В тот год в Карлсбад из Лейпцига приехало какое-то немецкое ученое светило. Толстому захотелось его «огорошить», и он втянул в разговор жену. А разговор шел о древней истории, и уже через полчаса профессор был положен на лопатки. Он только в восторге всплескивал руками.

- В первый раз встречаю такую эрудицию в женщине!

Толстой наблюдал за схваткой с превеликим удовольствием.

Софья Андреевна говаривала, что не любит людей «нараспашку», ей нравилось «отгадывать» таких, про которых нельзя заранее сказать, что он сделает или скажет.
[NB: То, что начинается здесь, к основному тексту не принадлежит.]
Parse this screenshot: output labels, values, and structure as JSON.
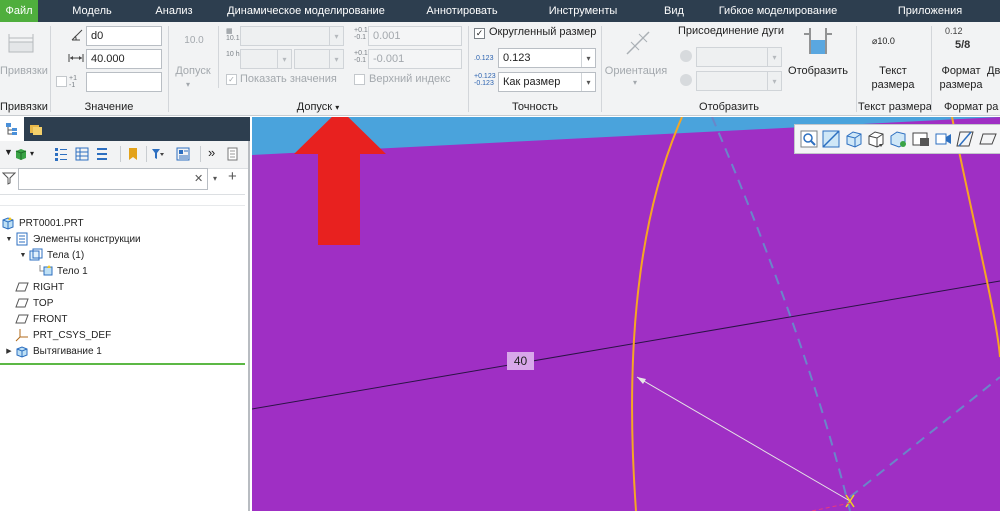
{
  "menu": {
    "items": [
      {
        "label": "Файл",
        "active": true
      },
      {
        "label": "Модель"
      },
      {
        "label": "Анализ"
      },
      {
        "label": "Динамическое моделирование"
      },
      {
        "label": "Аннотировать"
      },
      {
        "label": "Инструменты"
      },
      {
        "label": "Вид"
      },
      {
        "label": "Гибкое моделирование"
      },
      {
        "label": "Приложения"
      }
    ]
  },
  "ribbon": {
    "snaps": {
      "button_label": "Привязки",
      "group_label": "Привязки"
    },
    "value": {
      "name_value": "d0",
      "dim_value": "40.000",
      "extra_value": "",
      "group_label": "Значение"
    },
    "tolerance": {
      "button_value": "10.0",
      "button_label": "Допуск",
      "show_values_label": "Показать значения",
      "upper_value": "0.001",
      "lower_value": "-0.001",
      "upper_index_label": "Верхний индекс",
      "group_label": "Допуск"
    },
    "precision": {
      "rounded_label": "Округленный размер",
      "rounded_checked": true,
      "decimals_value": "0.123",
      "tolerance_format_value": "Как размер",
      "group_label": "Точность"
    },
    "display": {
      "orientation_label": "Ориентация",
      "arc_join_label": "Присоединение дуги",
      "show_label": "Отобразить",
      "group_label": "Отобразить"
    },
    "dim_text": {
      "icon_value": "⌀10.0",
      "button_label_1": "Текст",
      "button_label_2": "размера",
      "group_label": "Текст размера"
    },
    "dim_format": {
      "icon_value_1": "0.12",
      "icon_value_2": "5/8",
      "button_label_1": "Формат",
      "button_label_2": "размера",
      "extra_label": "Дв",
      "group_label": "Формат ра"
    }
  },
  "tree": {
    "filter_value": "",
    "items": [
      {
        "label": "PRT0001.PRT",
        "level": 0
      },
      {
        "label": "Элементы конструкции",
        "level": 1
      },
      {
        "label": "Тела (1)",
        "level": 2
      },
      {
        "label": "Тело 1",
        "level": 3
      },
      {
        "label": "RIGHT",
        "level": 1
      },
      {
        "label": "TOP",
        "level": 1
      },
      {
        "label": "FRONT",
        "level": 1
      },
      {
        "label": "PRT_CSYS_DEF",
        "level": 1
      },
      {
        "label": "Вытягивание 1",
        "level": 1
      }
    ]
  },
  "viewport": {
    "dimension_label": "40"
  },
  "colors": {
    "menubar": "#2d3e4f",
    "active_tab": "#4fae3d",
    "model_fill": "#9f2fc4",
    "background_blue": "#4aa3dc",
    "arrow": "#e8211f",
    "edge_highlight": "#f6a623"
  }
}
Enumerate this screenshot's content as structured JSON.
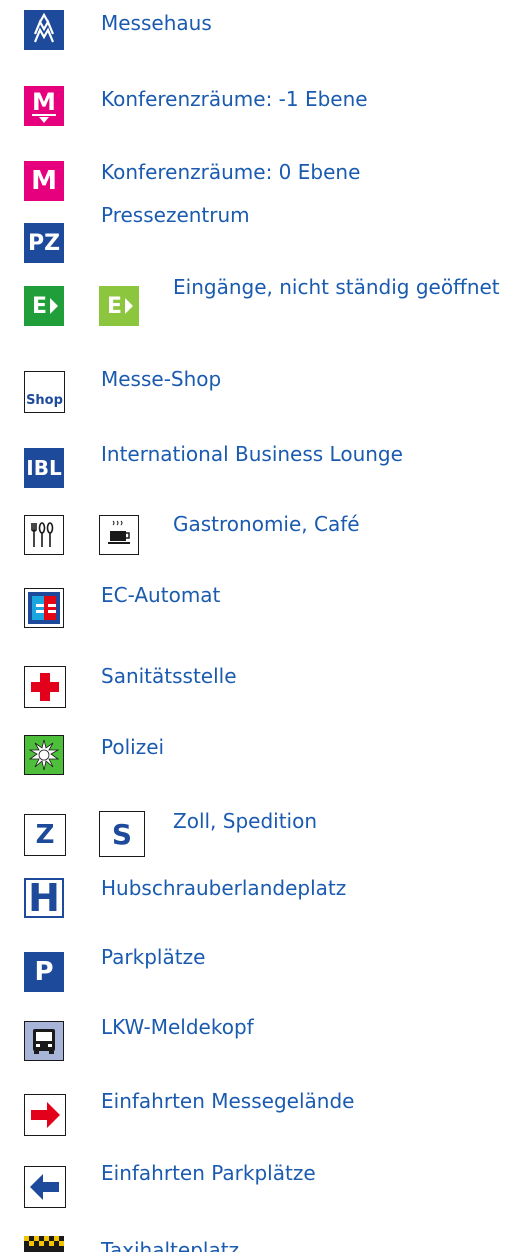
{
  "colors": {
    "label_text": "#1a5bb0",
    "dark_blue": "#1d4a9a",
    "magenta": "#e6007e",
    "green": "#1f9e3a",
    "light_green": "#8cc63f",
    "red": "#e3001b",
    "ec_red": "#e30613",
    "ec_cyan": "#1ba6e0",
    "police_green": "#4dbf3a",
    "truck_bg": "#a8b4d8"
  },
  "legend": {
    "messehaus": {
      "label": "Messehaus",
      "icon": "messe-logo-icon"
    },
    "konf_minus1": {
      "label": "Konferenzräume: -1 Ebene",
      "icon": "M",
      "icon_name": "conference-lower-level-icon"
    },
    "konf_0": {
      "label": "Konferenzräume: 0 Ebene",
      "icon": "M",
      "icon_name": "conference-ground-level-icon"
    },
    "presse": {
      "label": "Pressezentrum",
      "icon": "PZ",
      "icon_name": "press-center-icon"
    },
    "eingaenge": {
      "label": "Eingänge, nicht ständig geöffnet",
      "icon": "E",
      "icon_name": "entrance-icon"
    },
    "shop": {
      "label": "Messe-Shop",
      "icon": "Shop",
      "icon_name": "shop-icon"
    },
    "ibl": {
      "label": "International Business Lounge",
      "icon": "IBL",
      "icon_name": "business-lounge-icon"
    },
    "gastro": {
      "label": "Gastronomie, Café",
      "icon_name": "cutlery-icon"
    },
    "ec": {
      "label": "EC-Automat",
      "icon_name": "ec-atm-icon"
    },
    "sani": {
      "label": "Sanitätsstelle",
      "icon_name": "first-aid-cross-icon"
    },
    "polizei": {
      "label": "Polizei",
      "icon_name": "police-star-icon"
    },
    "zoll": {
      "label": "Zoll, Spedition",
      "icon_z": "Z",
      "icon_s": "S"
    },
    "heli": {
      "label": "Hubschrauberlandeplatz",
      "icon": "H",
      "icon_name": "helipad-icon"
    },
    "park": {
      "label": "Parkplätze",
      "icon": "P",
      "icon_name": "parking-icon"
    },
    "lkw": {
      "label": "LKW-Meldekopf",
      "icon_name": "truck-icon"
    },
    "einfahrt_messe": {
      "label": "Einfahrten Messegelände",
      "icon_name": "red-arrow-right-icon"
    },
    "einfahrt_park": {
      "label": "Einfahrten Parkplätze",
      "icon_name": "blue-arrow-left-icon"
    },
    "taxi": {
      "label": "Taxihalteplatz",
      "icon_name": "taxi-checker-icon"
    }
  }
}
Она любила сильные ощущения, то, что, по ее словам, «царапает нервы».

Лечение в Карлсбаде не приносило Толстому облегчения. Лето было жарким, в тесной долине с каждым днем становилось все более душно. И все же он пытался работать. Елизавета согласилась стать переписчицей его произведений и каждый день проводила несколько часов в его кабинете. Подготовку издания книги она начала с лирики, баллад и былин. Толстой предварительно просмотрел все, чтобы не попалось стихотворение, которое, по его мнению, было бы неприлично читать девушке.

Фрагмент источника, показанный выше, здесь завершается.